I'm not sure how much it affected me, to be honest.  I am a warm-fuzzy-nostalgic person by nature, ruled by my heart for family history and lore, but grandparents don't really fall into my memories like that often. I don't have ill feelings, I just don't think there is too much influence over my life. Well.... Maybe not, actually.....
My Nana (Dad's Mom) was a classically trained pianist who could have gone really far. But she had to give it up in those days to have a family. I think she felt really sad about that (amongst other things and she had a tough life and suffered a lot of depression).  But she engrained a love of music into us that runs very deep. Not through her directly to us, really, but through my Dad.
Also, my Grandfather on my Mom's side was born in West Lothian and moved to the US when he was 11. He had a mild Scottish accent that popped out strong when he drank whisky (which was often).  His house was filled with books and books on Scotland.  He told all kinds of stories (he was a narcissist), but some of these really got into me and into my cousins . My Mom's cousins of course all had Scottish parents too so a love of Scotland trickled all through my family. 

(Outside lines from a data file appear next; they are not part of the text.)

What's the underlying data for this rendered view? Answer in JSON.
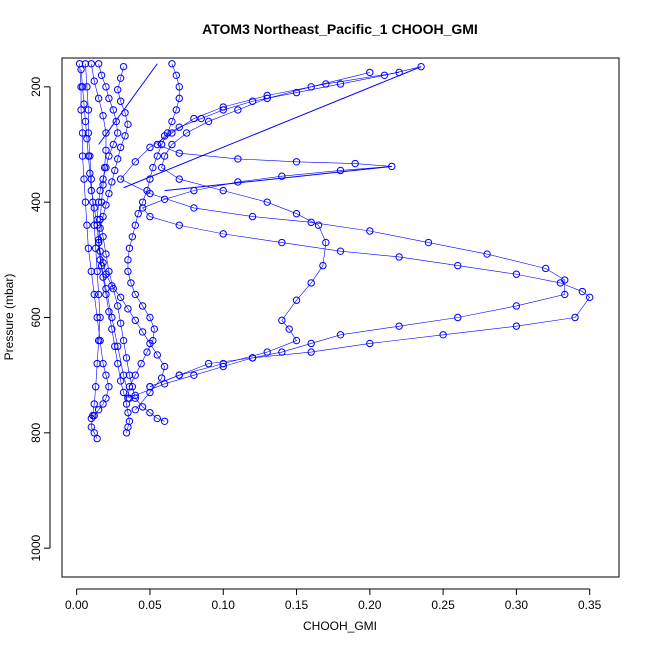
{
  "chart_data": {
    "type": "scatter",
    "title": "ATOM3 Northeast_Pacific_1 CHOOH_GMI",
    "xlabel": "CHOOH_GMI",
    "ylabel": "Pressure (mbar)",
    "xlim": [
      -0.01,
      0.37
    ],
    "ylim": [
      1050,
      150
    ],
    "y_reversed": true,
    "grid": false,
    "x_ticks": [
      0.0,
      0.05,
      0.1,
      0.15,
      0.2,
      0.25,
      0.3,
      0.35
    ],
    "x_tick_labels": [
      "0.00",
      "0.05",
      "0.10",
      "0.15",
      "0.20",
      "0.25",
      "0.30",
      "0.35"
    ],
    "y_ticks": [
      200,
      400,
      600,
      800,
      1000
    ],
    "y_tick_labels": [
      "200",
      "400",
      "600",
      "800",
      "1000"
    ],
    "color": "#0000ff",
    "marker": "open-circle",
    "series": [
      {
        "x": [
          0.235,
          0.21,
          0.18,
          0.15,
          0.12,
          0.1,
          0.085,
          0.07,
          0.06,
          0.055,
          0.07,
          0.11,
          0.15,
          0.19,
          0.215,
          0.18,
          0.14,
          0.11,
          0.08,
          0.06,
          0.045,
          0.05,
          0.07,
          0.1,
          0.14,
          0.18,
          0.22,
          0.26,
          0.3,
          0.33,
          0.345,
          0.35,
          0.34,
          0.3,
          0.25,
          0.2,
          0.16,
          0.12,
          0.09,
          0.07,
          0.05
        ],
        "y": [
          165,
          180,
          195,
          210,
          225,
          240,
          255,
          270,
          285,
          300,
          315,
          325,
          330,
          333,
          338,
          345,
          355,
          365,
          380,
          395,
          410,
          425,
          440,
          455,
          470,
          485,
          495,
          510,
          525,
          540,
          555,
          565,
          600,
          615,
          630,
          645,
          660,
          670,
          680,
          700,
          720
        ]
      },
      {
        "x": [
          0.22,
          0.17,
          0.13,
          0.1,
          0.08,
          0.065,
          0.05,
          0.04,
          0.03,
          0.05,
          0.08,
          0.12,
          0.16,
          0.2,
          0.24,
          0.28,
          0.32,
          0.333,
          0.333,
          0.3,
          0.26,
          0.22,
          0.18,
          0.16,
          0.14,
          0.12,
          0.1,
          0.08,
          0.06,
          0.04
        ],
        "y": [
          175,
          195,
          215,
          235,
          255,
          280,
          305,
          330,
          360,
          385,
          410,
          425,
          435,
          450,
          470,
          490,
          515,
          535,
          560,
          580,
          600,
          615,
          630,
          645,
          660,
          670,
          685,
          700,
          715,
          735
        ]
      },
      {
        "x": [
          0.2,
          0.16,
          0.13,
          0.11,
          0.09,
          0.075,
          0.065,
          0.06,
          0.058,
          0.07,
          0.1,
          0.13,
          0.15,
          0.165,
          0.17,
          0.168,
          0.16,
          0.15,
          0.14,
          0.145,
          0.15,
          0.13,
          0.1,
          0.07,
          0.05
        ],
        "y": [
          175,
          200,
          220,
          240,
          260,
          280,
          300,
          320,
          340,
          360,
          380,
          400,
          420,
          440,
          470,
          510,
          540,
          570,
          605,
          620,
          640,
          660,
          680,
          700,
          720
        ]
      },
      {
        "x": [
          0.065,
          0.068,
          0.07,
          0.07,
          0.068,
          0.065,
          0.062,
          0.058,
          0.055,
          0.052,
          0.05,
          0.048,
          0.045,
          0.042,
          0.04,
          0.038,
          0.036,
          0.035,
          0.035,
          0.037,
          0.04,
          0.045,
          0.05,
          0.053,
          0.052,
          0.048,
          0.044,
          0.04,
          0.036,
          0.035
        ],
        "y": [
          160,
          180,
          200,
          220,
          240,
          260,
          280,
          300,
          320,
          340,
          360,
          380,
          400,
          420,
          440,
          460,
          480,
          500,
          520,
          540,
          560,
          580,
          600,
          620,
          640,
          660,
          680,
          700,
          720,
          740
        ]
      },
      {
        "x": [
          0.032,
          0.03,
          0.028,
          0.03,
          0.033,
          0.035,
          0.033,
          0.03,
          0.028,
          0.026,
          0.024,
          0.022,
          0.02,
          0.018,
          0.016,
          0.015,
          0.016,
          0.018,
          0.02,
          0.024,
          0.03,
          0.035,
          0.04,
          0.045,
          0.05,
          0.055,
          0.06,
          0.058,
          0.05,
          0.04
        ],
        "y": [
          165,
          185,
          205,
          225,
          245,
          265,
          285,
          305,
          325,
          345,
          365,
          385,
          405,
          425,
          445,
          465,
          485,
          505,
          525,
          545,
          565,
          585,
          605,
          625,
          645,
          665,
          685,
          705,
          730,
          760
        ]
      },
      {
        "x": [
          0.003,
          0.004,
          0.005,
          0.006,
          0.007,
          0.008,
          0.009,
          0.01,
          0.012,
          0.014,
          0.015,
          0.016,
          0.018,
          0.02,
          0.022,
          0.024,
          0.026,
          0.028,
          0.03,
          0.032,
          0.034,
          0.035,
          0.036,
          0.035,
          0.034
        ],
        "y": [
          170,
          200,
          230,
          260,
          290,
          320,
          350,
          380,
          410,
          440,
          470,
          500,
          530,
          560,
          590,
          620,
          650,
          680,
          710,
          730,
          750,
          765,
          780,
          790,
          800
        ]
      },
      {
        "x": [
          0.006,
          0.007,
          0.008,
          0.008,
          0.009,
          0.01,
          0.011,
          0.012,
          0.013,
          0.014,
          0.015,
          0.016,
          0.015,
          0.014,
          0.013,
          0.012,
          0.011,
          0.01,
          0.012,
          0.014
        ],
        "y": [
          160,
          200,
          240,
          280,
          320,
          360,
          400,
          440,
          480,
          520,
          560,
          600,
          640,
          680,
          720,
          750,
          770,
          790,
          800,
          810
        ]
      },
      {
        "x": [
          0.01,
          0.012,
          0.015,
          0.018,
          0.02,
          0.02,
          0.019,
          0.018,
          0.017,
          0.016,
          0.018,
          0.02,
          0.022,
          0.025,
          0.028,
          0.03,
          0.032,
          0.034,
          0.036,
          0.038,
          0.04,
          0.045,
          0.05,
          0.055,
          0.06
        ],
        "y": [
          160,
          190,
          220,
          250,
          280,
          310,
          340,
          370,
          400,
          430,
          460,
          490,
          520,
          550,
          580,
          610,
          640,
          670,
          700,
          720,
          740,
          755,
          765,
          775,
          780
        ]
      },
      {
        "x": [
          0.002,
          0.003,
          0.003,
          0.004,
          0.004,
          0.005,
          0.006,
          0.007,
          0.008,
          0.01,
          0.012,
          0.014,
          0.016,
          0.018,
          0.02,
          0.022,
          0.02,
          0.018,
          0.015,
          0.012,
          0.01
        ],
        "y": [
          160,
          200,
          240,
          280,
          320,
          360,
          400,
          440,
          480,
          520,
          560,
          600,
          640,
          680,
          700,
          720,
          740,
          750,
          760,
          770,
          775
        ]
      },
      {
        "x": [
          0.015,
          0.017,
          0.02,
          0.022,
          0.025,
          0.027,
          0.028,
          0.025,
          0.022,
          0.02,
          0.018,
          0.016,
          0.015,
          0.014,
          0.015,
          0.017,
          0.02,
          0.024,
          0.028,
          0.032,
          0.036
        ],
        "y": [
          160,
          180,
          200,
          220,
          240,
          260,
          280,
          300,
          320,
          340,
          360,
          380,
          400,
          430,
          470,
          510,
          550,
          600,
          650,
          700,
          740
        ]
      }
    ],
    "lines": [
      {
        "x": [
          0.015,
          0.055
        ],
        "y": [
          300,
          160
        ]
      },
      {
        "x": [
          0.032,
          0.235
        ],
        "y": [
          375,
          165
        ]
      },
      {
        "x": [
          0.06,
          0.215
        ],
        "y": [
          380,
          338
        ]
      }
    ]
  }
}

Hmmm............  Interesting.......
Your family sounds much like mine! My heritage was a bit further back but my grandfather loved researching it and had so many travel books. We all got together on holidays and that was it, but I appreciate the things that I learned from them. My grandma taught me to crochet and tat, and my aunt taught me to knit. And we all played euchre.

I had a fight with my husband tonight because I moved here because his parents are more elderly than mine, and we never see them. His brother is visiting from the states and apparently the only time we will see him is for dinner on his way out of the country, instead of at his parents house too. I'm putting my foot down and contacting the in laws tomorrow to make plans.